T
.S. Eliot began his great poem “The Waste Land” with the
line, “April is the cruelest month….” This April of 2003 is
certainly for us a month of contrasts, a month perhaps of confusions, a
month when we are brought face to face with the cruelest aspects of
human nature, and at the same time celebrate the depth and breadth and
height of divine love.
This April we will celebrate Holy Week and Easter. We will remember
together how the powers-that-were in Jesus’ time conspired together to
silence his voice and to bring an end to his ministry. We will remember
how the imperial power of Rome was so afraid
of Jesus’ message of compassion and community that they executed
him under the guise of the charge of being a messianic pretender, a
political insurgent, a terrorist. We will remember how Roman soldiers
used their superiority of weapons and power to strip Jesus, beat him,
mock him, and finally to crucify him. We will remember Maundy Thursday
and Good Friday—and, remembering them, we will be brought face to face
with the terrible cruelty with which we humans so often reject and deny
God’s invitation to surrender ourselves to love. Holy Week this April
will remind us of the sin of power abused.
But Holy Week leads to Easter; and this April, as we remember
cruelty, we will also contrast that with the good News of redemption,
resurrection, and new life. Easter is a never-failing sign to us that
God’s love is always bigger than our sin, God’s love is able
to absorb the worst we can do, and God’s love can transform our worst
into the possibility of new good. The cross that was the sign of Roman
domination and despair, was transformed into the sign of Christ’s
victory over death and promise of eternal life for all people. As we
re-experience for ourselves at the Great vigil on the night before
Easter, out of darkness and confusion and question of our night, our
sin, our death, God brings the new day of risen life in Christ.

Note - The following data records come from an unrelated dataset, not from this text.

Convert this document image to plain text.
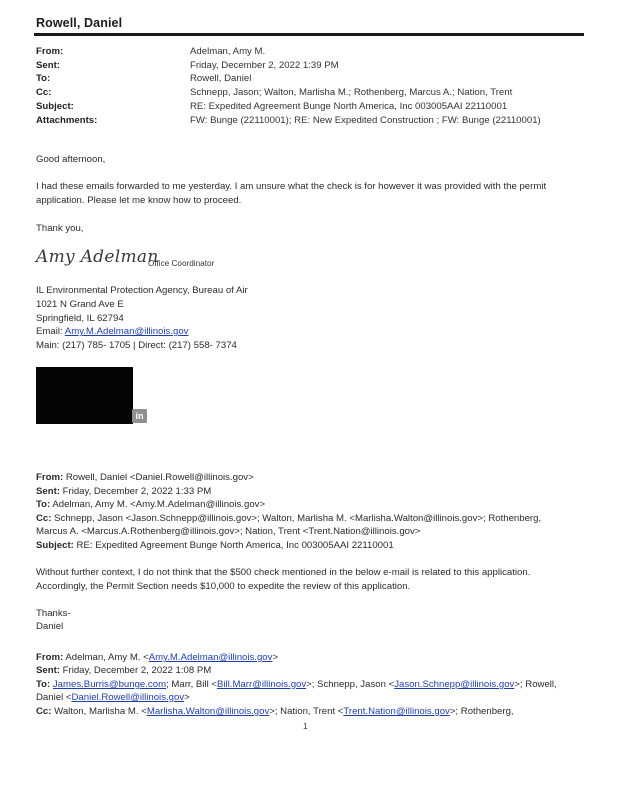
Rowell, Daniel
From:	Adelman, Amy M.
Sent:	Friday, December 2, 2022 1:39 PM
To:	Rowell, Daniel
Cc:	Schnepp, Jason; Walton, Marlisha M.; Rothenberg, Marcus A.; Nation, Trent
Subject:	RE: Expedited Agreement Bunge North America, Inc 003005AAI 22110001
Attachments:	FW: Bunge (22110001); RE: New Expedited Construction ; FW: Bunge (22110001)
Good afternoon,
I had these emails forwarded to me yesterday. I am unsure what the check is for however it was provided with the permit application. Please let me know how to proceed.
Thank you,
Amy Adelman
Office Coordinator
IL Environmental Protection Agency, Bureau of Air
1021 N Grand Ave E
Springfield, IL 62794
Email: Amy.M.Adelman@illinois.gov
Main: (217) 785- 1705 | Direct: (217) 558- 7374
in
From: Rowell, Daniel <Daniel.Rowell@illinois.gov>
Sent: Friday, December 2, 2022 1:33 PM
To: Adelman, Amy M. <Amy.M.Adelman@illinois.gov>
Cc: Schnepp, Jason <Jason.Schnepp@illinois.gov>; Walton, Marlisha M. <Marlisha.Walton@illinois.gov>; Rothenberg,
Marcus A. <Marcus.A.Rothenberg@illinois.gov>; Nation, Trent <Trent.Nation@illinois.gov>
Subject: RE: Expedited Agreement Bunge North America, Inc 003005AAI 22110001
Without further context, I do not think that the $500 check mentioned in the below e-mail is related to this application. Accordingly, the Permit Section needs $10,000 to expedite the review of this application.
Thanks-
Daniel
From: Adelman, Amy M. <Amy.M.Adelman@illinois.gov>
Sent: Friday, December 2, 2022 1:08 PM
To: James.Burris@bunge.com; Marr, Bill <Bill.Marr@illinois.gov>; Schnepp, Jason <Jason.Schnepp@illinois.gov>; Rowell,
Daniel <Daniel.Rowell@illinois.gov>
Cc: Walton, Marlisha M. <Marlisha.Walton@illinois.gov>; Nation, Trent <Trent.Nation@illinois.gov>; Rothenberg,
1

As we walk through Holy Week and Easter this April, we will know
again the terrible contrast of the best and worst of human life—and we
will know Christ’s promise to take that contrast into himself and
raise it to new life.
This April also includes the feast of George, our patron Saint. St.
George’s day is April 23; and even though his feast is overshadowed by
Easter this year, we can still think of George and remember him in our
prayers. George is also a bit of a contrast. According to the legend,
George was a soldier—a soldier like the very soldiers who tortured
Jesus—but he left the army and he left fighting to travel and find
ways to serve Christ. When he came to the town terrorized by a dragon,
it was his fighting skills that saved them all. George didn’t want to
fight; but when fighting was necessary, he was able to do it, and God
took up George’s soldiering and made it an instrument of blessing. The
cruelty of the sword and the compassion of the heart came together in
George, to serve the real needs of others.

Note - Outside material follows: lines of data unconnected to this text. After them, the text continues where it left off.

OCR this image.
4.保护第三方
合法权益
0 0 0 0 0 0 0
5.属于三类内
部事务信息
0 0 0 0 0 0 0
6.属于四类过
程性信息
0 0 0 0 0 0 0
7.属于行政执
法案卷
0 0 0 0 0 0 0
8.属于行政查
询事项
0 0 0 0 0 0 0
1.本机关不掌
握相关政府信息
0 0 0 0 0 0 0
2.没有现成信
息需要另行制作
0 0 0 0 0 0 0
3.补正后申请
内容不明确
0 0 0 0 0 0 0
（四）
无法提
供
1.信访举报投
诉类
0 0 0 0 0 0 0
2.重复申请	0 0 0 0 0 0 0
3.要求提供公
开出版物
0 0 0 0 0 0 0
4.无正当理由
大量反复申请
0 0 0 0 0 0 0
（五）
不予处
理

As we are living through our own time of fighting and cruelty and
confusion this April. As the war with Iraq continues, we pray that God
will be at work in us, in our nation, in our soldiers, to bring good out
of this situation too. We pray that God will enlighten hearts, so that
those who fight may fight without cruelty or dehumanization or despair.
We pray that God will open eyes, so that those who oppose the fighting
may not demonize those who are carrying out their just duty. We pray
that God will guide the powers-that-be, so that they may seek the truly
greatest good for all. And we pray above all that God will take up all
our actions, that God will lift up our good and absorb our evil, and
that God will open up possibilities for new life out of this cross too.
This April we confront life and death, in the Gospel story and in our
global reality. May God grant us the blessing to choose life, and to work
for new life, in justice and in peace.